Using Ssd for R to Calculate Effect Sizes in Single-Subject Research

Sunday, January 18, 2015: 10:00 AM-11:45 AM
Iberville, Fourth Floor (New Orleans Marriott)
Cluster: Research Design and Measurement
Charles Auerbach, PhD, Yeshiva University, Wendy Zeitlin, PhD, Yeshiva University and Susan Mason, PhD, Yeshiva University
Rigorous single-subject research designs are increasingly recognized as foundational to building evidence to the efficacy of interventions implemented in practice settings (Byiers, Reichle, & Symons, 2012; Jindani & Newman, 2006; Kratochwill et al., 2013; Perdices & Tate, 2009).  Additionally, they enable practitioners to become involved in the research process at the client-level and add to the knowledge base.
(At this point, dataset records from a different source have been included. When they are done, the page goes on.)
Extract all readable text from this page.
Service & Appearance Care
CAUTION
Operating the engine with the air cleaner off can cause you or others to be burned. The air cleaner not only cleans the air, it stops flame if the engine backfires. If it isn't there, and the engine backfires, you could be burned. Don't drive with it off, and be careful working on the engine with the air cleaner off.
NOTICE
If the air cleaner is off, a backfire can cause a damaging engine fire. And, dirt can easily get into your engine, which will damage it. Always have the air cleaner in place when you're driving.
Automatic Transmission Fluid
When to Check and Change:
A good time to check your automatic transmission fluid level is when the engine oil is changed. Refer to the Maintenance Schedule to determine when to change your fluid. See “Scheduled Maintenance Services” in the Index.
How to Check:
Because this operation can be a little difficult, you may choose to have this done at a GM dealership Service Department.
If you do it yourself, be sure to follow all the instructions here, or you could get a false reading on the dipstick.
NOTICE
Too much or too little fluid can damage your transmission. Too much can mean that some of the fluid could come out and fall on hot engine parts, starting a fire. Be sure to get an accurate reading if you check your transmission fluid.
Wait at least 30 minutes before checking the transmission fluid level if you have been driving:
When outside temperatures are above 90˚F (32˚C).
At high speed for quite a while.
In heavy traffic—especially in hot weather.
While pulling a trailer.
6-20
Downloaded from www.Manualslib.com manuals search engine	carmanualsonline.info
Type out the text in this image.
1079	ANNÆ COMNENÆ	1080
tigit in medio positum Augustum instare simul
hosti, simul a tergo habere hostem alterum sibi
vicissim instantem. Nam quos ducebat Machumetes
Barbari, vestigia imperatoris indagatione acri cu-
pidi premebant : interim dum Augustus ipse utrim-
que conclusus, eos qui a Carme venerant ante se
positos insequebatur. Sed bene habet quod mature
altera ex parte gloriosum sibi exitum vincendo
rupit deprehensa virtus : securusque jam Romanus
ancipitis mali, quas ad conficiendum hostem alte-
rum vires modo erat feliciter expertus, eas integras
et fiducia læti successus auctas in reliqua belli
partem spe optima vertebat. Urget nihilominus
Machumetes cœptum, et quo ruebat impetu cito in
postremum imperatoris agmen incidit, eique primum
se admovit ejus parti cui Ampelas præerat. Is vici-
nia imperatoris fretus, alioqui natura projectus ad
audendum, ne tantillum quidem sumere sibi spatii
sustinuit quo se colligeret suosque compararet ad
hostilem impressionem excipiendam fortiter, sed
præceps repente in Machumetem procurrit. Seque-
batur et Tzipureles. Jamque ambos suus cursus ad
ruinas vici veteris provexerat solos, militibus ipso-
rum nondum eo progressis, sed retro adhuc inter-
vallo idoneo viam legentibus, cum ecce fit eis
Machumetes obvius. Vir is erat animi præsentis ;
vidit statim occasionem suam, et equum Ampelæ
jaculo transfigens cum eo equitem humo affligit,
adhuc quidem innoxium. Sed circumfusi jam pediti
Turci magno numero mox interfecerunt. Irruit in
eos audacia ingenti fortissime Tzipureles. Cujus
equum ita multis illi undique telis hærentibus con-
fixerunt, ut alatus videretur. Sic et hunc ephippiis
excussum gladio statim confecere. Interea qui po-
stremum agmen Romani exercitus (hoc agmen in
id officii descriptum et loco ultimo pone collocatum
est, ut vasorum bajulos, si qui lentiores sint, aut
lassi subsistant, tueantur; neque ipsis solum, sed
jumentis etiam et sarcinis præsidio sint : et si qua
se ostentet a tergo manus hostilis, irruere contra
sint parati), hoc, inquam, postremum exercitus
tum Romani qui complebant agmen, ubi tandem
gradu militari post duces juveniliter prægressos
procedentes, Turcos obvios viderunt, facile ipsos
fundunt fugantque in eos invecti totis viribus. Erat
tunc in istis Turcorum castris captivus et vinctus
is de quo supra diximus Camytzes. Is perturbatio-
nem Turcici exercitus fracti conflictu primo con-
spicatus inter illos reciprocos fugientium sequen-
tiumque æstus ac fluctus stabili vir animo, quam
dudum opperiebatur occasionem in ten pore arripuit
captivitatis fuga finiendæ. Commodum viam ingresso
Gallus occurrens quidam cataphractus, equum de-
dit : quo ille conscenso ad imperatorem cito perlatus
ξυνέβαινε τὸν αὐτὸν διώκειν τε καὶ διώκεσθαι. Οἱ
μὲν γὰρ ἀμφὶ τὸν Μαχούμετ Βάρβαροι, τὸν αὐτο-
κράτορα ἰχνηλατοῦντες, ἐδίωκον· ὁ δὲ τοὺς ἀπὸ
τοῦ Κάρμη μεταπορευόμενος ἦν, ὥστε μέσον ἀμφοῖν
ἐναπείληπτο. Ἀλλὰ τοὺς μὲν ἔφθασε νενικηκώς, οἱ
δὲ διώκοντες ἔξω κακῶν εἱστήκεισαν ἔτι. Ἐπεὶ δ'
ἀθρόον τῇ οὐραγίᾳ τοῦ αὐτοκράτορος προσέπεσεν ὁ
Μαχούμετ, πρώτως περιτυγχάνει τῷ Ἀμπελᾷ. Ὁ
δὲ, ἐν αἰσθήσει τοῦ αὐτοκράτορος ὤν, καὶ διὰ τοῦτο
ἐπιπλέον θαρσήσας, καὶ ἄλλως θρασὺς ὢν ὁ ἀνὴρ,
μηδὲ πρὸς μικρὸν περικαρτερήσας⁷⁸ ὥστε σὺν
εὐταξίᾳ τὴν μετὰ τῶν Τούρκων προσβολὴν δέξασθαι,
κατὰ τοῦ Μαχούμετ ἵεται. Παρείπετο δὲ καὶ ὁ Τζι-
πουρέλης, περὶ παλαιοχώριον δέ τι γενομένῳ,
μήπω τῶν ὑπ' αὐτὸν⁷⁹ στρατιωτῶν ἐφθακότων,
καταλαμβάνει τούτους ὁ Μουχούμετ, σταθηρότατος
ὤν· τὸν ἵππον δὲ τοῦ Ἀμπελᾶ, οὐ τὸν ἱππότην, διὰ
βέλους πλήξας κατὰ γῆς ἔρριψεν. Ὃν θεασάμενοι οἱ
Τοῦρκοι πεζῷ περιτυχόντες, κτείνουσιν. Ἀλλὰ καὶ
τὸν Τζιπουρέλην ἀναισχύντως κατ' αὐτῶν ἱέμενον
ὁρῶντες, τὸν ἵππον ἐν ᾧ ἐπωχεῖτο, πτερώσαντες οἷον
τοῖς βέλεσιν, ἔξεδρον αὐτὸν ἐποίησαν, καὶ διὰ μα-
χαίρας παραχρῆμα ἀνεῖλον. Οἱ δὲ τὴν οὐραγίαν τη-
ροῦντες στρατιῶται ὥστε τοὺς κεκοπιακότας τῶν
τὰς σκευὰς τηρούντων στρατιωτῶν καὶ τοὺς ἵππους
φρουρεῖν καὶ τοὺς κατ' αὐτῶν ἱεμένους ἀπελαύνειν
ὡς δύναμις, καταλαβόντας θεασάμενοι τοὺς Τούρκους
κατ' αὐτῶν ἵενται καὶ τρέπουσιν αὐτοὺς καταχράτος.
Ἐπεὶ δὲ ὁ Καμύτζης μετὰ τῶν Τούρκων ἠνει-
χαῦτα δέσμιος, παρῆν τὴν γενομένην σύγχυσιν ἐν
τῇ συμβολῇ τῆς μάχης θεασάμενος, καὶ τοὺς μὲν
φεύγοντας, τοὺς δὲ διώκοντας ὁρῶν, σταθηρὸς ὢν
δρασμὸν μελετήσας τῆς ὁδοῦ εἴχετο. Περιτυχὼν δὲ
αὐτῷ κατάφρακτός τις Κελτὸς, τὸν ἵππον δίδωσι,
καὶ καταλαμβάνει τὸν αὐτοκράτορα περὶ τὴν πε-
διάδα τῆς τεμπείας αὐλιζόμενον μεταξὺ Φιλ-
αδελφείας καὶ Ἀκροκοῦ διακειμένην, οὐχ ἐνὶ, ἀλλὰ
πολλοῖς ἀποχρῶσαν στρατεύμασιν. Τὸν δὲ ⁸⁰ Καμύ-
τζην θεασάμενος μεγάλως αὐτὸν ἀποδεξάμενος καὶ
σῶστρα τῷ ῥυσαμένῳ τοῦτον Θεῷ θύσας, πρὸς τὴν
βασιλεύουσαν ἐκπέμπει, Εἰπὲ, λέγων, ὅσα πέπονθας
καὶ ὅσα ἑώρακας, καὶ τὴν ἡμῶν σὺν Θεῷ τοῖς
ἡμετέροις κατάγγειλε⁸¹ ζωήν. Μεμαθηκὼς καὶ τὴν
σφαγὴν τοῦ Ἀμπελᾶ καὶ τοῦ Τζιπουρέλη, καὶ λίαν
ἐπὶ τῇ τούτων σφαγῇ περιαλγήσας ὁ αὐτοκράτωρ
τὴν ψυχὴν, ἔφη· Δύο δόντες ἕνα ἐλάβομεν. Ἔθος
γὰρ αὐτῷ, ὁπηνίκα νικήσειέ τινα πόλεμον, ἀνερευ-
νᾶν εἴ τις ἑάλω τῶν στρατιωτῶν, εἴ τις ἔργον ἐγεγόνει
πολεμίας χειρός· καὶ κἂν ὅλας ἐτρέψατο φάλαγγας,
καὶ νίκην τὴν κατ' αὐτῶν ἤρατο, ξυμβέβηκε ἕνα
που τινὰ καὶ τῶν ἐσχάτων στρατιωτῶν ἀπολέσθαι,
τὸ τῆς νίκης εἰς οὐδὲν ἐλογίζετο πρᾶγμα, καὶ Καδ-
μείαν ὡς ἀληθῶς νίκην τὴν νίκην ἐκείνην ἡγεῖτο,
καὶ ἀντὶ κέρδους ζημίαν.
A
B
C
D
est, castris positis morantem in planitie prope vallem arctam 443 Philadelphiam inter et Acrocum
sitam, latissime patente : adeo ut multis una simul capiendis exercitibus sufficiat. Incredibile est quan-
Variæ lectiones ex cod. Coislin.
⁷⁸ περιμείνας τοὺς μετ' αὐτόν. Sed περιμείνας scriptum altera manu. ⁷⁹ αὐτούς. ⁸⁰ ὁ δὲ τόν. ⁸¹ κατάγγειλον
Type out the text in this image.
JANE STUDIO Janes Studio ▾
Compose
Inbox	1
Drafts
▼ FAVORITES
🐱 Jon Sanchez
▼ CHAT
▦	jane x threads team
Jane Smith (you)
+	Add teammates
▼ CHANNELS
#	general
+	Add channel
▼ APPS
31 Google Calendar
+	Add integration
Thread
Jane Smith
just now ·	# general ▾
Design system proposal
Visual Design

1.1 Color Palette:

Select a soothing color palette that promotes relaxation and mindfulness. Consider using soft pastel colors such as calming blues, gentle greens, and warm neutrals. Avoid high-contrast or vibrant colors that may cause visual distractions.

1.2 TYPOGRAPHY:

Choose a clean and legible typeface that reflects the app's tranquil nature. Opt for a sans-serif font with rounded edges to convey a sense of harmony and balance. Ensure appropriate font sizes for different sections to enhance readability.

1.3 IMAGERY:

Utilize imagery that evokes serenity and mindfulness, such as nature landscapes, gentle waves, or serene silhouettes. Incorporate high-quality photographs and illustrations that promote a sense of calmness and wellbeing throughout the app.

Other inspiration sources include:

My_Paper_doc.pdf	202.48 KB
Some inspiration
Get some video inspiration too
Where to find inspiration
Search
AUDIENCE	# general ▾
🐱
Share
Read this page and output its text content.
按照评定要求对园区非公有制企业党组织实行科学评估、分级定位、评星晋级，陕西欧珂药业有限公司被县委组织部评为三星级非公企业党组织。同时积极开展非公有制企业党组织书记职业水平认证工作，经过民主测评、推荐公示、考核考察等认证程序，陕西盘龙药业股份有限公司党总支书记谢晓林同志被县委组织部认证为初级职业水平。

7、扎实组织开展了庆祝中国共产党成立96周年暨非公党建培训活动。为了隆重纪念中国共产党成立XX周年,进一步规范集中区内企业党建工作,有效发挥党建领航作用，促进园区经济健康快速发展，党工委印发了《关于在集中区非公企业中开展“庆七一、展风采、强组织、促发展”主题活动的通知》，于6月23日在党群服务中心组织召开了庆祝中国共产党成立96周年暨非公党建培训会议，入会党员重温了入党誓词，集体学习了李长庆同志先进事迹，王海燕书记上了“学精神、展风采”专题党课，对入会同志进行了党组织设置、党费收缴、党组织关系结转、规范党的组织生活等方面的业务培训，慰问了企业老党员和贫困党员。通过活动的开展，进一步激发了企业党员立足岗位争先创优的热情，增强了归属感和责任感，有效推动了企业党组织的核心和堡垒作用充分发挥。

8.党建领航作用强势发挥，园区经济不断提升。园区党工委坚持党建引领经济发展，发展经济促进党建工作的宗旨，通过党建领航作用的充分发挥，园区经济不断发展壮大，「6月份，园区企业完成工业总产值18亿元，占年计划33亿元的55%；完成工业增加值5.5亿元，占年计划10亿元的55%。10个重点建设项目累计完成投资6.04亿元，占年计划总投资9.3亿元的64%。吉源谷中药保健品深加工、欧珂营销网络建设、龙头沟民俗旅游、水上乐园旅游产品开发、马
 In order to add to the relevance of single-subject research studies, it is important to consider two related issues:  1) the practical/clinical relevance of these studies, since small sample sizes are not likely to yield statistically significant results even for effective interventions, and 2) the ability to aggregate these studies into meta-analyses.  A major requirement for addressing both of these is the ability to calculate meaningful effect sizes (Morgan, 2008; Parker, 2006; Schlosser & Wendt, 2008; Scruggs & Mastropieri, 2013).

 A number of effect size methods have emerged as useful in single-subject research.  These include those that are typically used with group research designs, such as Cohen’s d and Hedge’s g, but there is a also a class of effect sizes that has been designed specifically for single-subject research.  Examples of these include non-parametric, non-overlapping methods such as the Percentage of All Non-Overlapping Data (PAND) and the Percentage of Data Exceeding the Median (PEM). 

 In this demonstration, the presenters will use an R package that they developed, SSD for R, to illustrate how and when to use a host of effect size calculations based upon characteristics of the data.  Many of these effect sizes have accompanying graphs, and a demonstration of how to produce, annotate, and export these graphs will be demonstrated.

 R is a robust, free, open-source statistical programming language (The R Project for Statistical Computing, n.d.).  It can be used in lieu of proprietary statistical software packages such as SPSS, SAS, and Stata.  R can be installed on almost any computing platform, making it easy for researcher-practitioners to use regardless of the type of computing environment they are working in.  Another benefit to using Ris that, because it is freely available, it can easily be introduced into agency settings, increasing the research capacity within agencies by reducing identified barriers.

In this session, participants will be given instructions for freely downloading all required software, including R and RStudio, a free graphical user interface that is compatible with R.  Participants will also be provided access to datasets used in the demonstration.

During the demonstration, the presenters will explain how to generate and interpret a variety of effect sizes, including some that have only been calculated by hand in the past, such as the Improvement Rate Difference.   The advantage of using SSD for R is that, in some cases, effect sizes for larger datasets have been cumbersome to manually calculate accurately despite the fact that these effect sizes are useful and appropriate for use in single-subject research.